Ce qui était le plus pénible pour elle, c’étaient les moqueries qui l’accueillaient lorsqu’elle apparaissait à moitié maquillée, le côté gauche du visage absolument dénué de rouge à lèvres et de rose. « Je regarde dans la glace, dit-elle, et je maquille ce que je vois. » Nous nous sommes demandés si nous ne pourrions pas trouver une « glace » qui lui permettrait de voir sur la droite le côté gauche de son visage. Comme si quelqu’un lui faisait face, la regardait. Nous essayâmes un système vidéo, avec une caméra et un opérateur en face d’elle, et les résultats se révélèrent étranges et inquiétants. À ce moment-là, utilisant l’écran vidéo comme « glace », elle voyait sur sa droite la moitié gauche de son visage, ce qui est une expérience troublante, même pour une personne normale (celui qui a essayé de se raser en utilisant un écran vidéo le sait), et doublement troublante, effrayante, pour elle qui n’avait plus la sensation depuis son attaque, du côté gauche de son corps et de son visage. « Retirez ça ! » se mit-elle à crier dans l’angoisse et le désarroi ; nous ne prolongeâmes donc pas l’expérience. C’est dommage, car des rétroactions vidéo de ce genre pourraient représenter un espoir – c’est aussi l’avis de R.L. Gregory – pour des patients qui sont atteints comme elle d’hémi-inattention et d’extinction du champ gauche de l’hémisphère cérébral. La question est si troublante physiquement, et même métaphysiquement, que seule l’expérience peut en décider.
POST-SCRIPTUM
Les ordinateurs et jeux électroniques (qui n’étaient pas encore utilisables en 1976, lorsque je vis madame S.) peuvent aussi se révéler d’une aide précieuse pour des patients atteints de défaillance unilatérale ; ils permettent de contrôler la moitié « manquante » ou de leur apprendre à le faire eux-mêmes. J’ai récemment (en 1986) réalisé un petit film sur ce thème.

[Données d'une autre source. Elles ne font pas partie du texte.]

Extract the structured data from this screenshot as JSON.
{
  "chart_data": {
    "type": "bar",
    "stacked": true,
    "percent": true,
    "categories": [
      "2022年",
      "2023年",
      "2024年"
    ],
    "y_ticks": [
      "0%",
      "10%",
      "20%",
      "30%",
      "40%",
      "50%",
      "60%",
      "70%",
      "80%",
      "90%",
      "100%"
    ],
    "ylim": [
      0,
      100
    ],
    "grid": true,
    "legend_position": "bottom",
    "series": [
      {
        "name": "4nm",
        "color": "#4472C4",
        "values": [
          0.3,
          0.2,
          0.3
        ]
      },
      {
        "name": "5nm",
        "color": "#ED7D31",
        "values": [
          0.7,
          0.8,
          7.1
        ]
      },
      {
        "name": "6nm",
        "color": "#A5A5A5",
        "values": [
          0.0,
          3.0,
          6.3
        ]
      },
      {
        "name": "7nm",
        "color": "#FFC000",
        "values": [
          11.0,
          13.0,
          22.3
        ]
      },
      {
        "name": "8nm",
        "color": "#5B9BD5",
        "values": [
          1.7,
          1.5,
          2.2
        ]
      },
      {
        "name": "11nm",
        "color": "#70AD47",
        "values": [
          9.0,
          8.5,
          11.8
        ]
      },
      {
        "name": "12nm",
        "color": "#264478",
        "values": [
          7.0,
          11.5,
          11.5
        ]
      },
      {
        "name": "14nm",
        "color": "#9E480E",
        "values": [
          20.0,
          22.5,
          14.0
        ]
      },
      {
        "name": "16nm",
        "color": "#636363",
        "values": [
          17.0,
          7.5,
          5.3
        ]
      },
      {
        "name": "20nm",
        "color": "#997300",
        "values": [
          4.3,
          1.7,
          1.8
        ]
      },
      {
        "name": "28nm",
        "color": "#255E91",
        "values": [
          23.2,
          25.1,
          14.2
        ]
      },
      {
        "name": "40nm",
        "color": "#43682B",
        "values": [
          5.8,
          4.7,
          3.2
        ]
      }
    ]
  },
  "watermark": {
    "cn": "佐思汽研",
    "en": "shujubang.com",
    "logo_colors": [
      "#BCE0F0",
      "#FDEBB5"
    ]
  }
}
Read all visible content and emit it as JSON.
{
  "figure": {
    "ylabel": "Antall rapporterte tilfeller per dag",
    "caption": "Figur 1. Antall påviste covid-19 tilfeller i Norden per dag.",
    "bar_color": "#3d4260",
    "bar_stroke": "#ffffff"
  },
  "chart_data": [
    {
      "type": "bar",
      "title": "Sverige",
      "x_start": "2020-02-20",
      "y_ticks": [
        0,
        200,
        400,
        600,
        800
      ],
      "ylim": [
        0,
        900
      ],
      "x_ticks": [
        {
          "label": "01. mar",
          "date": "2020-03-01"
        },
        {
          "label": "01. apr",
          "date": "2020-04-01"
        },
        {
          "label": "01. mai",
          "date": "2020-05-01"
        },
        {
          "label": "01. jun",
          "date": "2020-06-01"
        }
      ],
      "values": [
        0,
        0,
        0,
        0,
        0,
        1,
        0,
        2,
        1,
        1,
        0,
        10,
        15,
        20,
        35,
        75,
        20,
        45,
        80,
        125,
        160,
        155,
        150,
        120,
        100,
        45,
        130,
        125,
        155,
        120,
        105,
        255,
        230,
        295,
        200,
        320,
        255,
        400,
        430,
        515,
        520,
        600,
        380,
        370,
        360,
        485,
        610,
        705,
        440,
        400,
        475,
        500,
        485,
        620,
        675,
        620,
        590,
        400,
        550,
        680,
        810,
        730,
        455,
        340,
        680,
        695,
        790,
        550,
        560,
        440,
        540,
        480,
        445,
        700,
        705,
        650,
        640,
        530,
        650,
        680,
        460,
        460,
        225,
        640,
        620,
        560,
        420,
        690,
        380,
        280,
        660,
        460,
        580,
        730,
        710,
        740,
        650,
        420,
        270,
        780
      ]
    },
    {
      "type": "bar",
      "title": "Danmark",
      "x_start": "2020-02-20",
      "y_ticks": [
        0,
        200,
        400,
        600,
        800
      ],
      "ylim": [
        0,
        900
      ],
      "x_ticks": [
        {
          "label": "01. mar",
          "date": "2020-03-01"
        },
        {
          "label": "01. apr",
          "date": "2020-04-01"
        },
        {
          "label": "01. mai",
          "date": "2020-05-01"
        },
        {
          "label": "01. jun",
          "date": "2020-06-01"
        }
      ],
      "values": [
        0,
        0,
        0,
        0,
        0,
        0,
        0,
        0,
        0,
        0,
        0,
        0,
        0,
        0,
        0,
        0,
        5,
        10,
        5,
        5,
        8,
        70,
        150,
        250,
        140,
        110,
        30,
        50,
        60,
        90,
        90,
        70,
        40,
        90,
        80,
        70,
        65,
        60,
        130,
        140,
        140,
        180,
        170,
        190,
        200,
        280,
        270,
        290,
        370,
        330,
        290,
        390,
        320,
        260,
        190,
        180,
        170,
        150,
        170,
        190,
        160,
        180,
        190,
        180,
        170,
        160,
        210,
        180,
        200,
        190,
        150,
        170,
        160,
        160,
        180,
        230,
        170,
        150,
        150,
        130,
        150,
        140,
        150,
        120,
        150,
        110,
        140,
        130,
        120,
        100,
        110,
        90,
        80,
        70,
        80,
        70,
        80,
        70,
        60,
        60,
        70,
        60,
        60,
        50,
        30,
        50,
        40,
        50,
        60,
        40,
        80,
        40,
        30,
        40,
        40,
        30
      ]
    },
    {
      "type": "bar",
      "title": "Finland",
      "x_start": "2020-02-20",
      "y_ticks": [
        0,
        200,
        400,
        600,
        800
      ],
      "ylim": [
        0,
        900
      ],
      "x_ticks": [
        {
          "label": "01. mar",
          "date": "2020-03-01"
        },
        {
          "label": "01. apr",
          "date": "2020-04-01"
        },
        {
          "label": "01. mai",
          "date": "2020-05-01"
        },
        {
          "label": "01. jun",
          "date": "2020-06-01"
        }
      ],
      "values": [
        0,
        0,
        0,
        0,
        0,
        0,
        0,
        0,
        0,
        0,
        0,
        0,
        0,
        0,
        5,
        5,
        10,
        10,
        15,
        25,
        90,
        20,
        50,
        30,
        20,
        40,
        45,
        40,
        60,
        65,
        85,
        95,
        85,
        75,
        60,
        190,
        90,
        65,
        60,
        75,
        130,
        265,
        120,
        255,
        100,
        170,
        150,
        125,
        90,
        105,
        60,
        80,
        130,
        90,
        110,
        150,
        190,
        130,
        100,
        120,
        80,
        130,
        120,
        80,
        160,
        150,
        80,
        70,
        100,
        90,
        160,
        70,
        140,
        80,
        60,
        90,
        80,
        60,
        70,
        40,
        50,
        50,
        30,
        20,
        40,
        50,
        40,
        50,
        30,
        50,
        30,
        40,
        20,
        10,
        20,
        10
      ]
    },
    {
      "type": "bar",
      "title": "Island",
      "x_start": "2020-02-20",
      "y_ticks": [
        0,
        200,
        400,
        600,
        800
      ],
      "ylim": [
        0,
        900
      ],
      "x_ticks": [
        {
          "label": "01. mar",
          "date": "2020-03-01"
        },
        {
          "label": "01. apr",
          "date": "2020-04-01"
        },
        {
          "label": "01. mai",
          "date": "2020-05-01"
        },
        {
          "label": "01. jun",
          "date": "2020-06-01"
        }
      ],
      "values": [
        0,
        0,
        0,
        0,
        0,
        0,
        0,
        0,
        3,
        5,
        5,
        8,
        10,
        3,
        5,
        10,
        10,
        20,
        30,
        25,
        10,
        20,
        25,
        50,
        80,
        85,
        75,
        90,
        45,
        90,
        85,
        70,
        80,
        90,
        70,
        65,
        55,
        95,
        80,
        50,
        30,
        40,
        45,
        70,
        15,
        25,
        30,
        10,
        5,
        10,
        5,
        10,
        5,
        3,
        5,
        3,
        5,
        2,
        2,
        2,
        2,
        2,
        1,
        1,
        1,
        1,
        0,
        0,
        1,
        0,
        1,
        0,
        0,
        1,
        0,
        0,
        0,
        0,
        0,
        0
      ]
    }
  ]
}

Je n’ai pas pu mentionner dans l’édition originale de ce livre, un ouvrage fort important qui est sorti presque en même temps que le mien : Principles of Behavioral Neurology (Philadelphie, 1985), dirigé par M. Marsel Mesulam. Je ne peux m’empêcher de citer l’éloquente définition que donne Mesulam de la « défaillance » :
Lorsque la défaillance est grave, le patient peut se comporter pratiquement comme si une moitié de l’univers avait soudain cessé d’exister de façon significative pour lui… Des patients qui ont une défaillance unilatérale se comportent non seulement comme si rien ne se passait actuellement dans l’hémispace gauche, mais aussi comme si rien n’était à attendre de ce côté-là.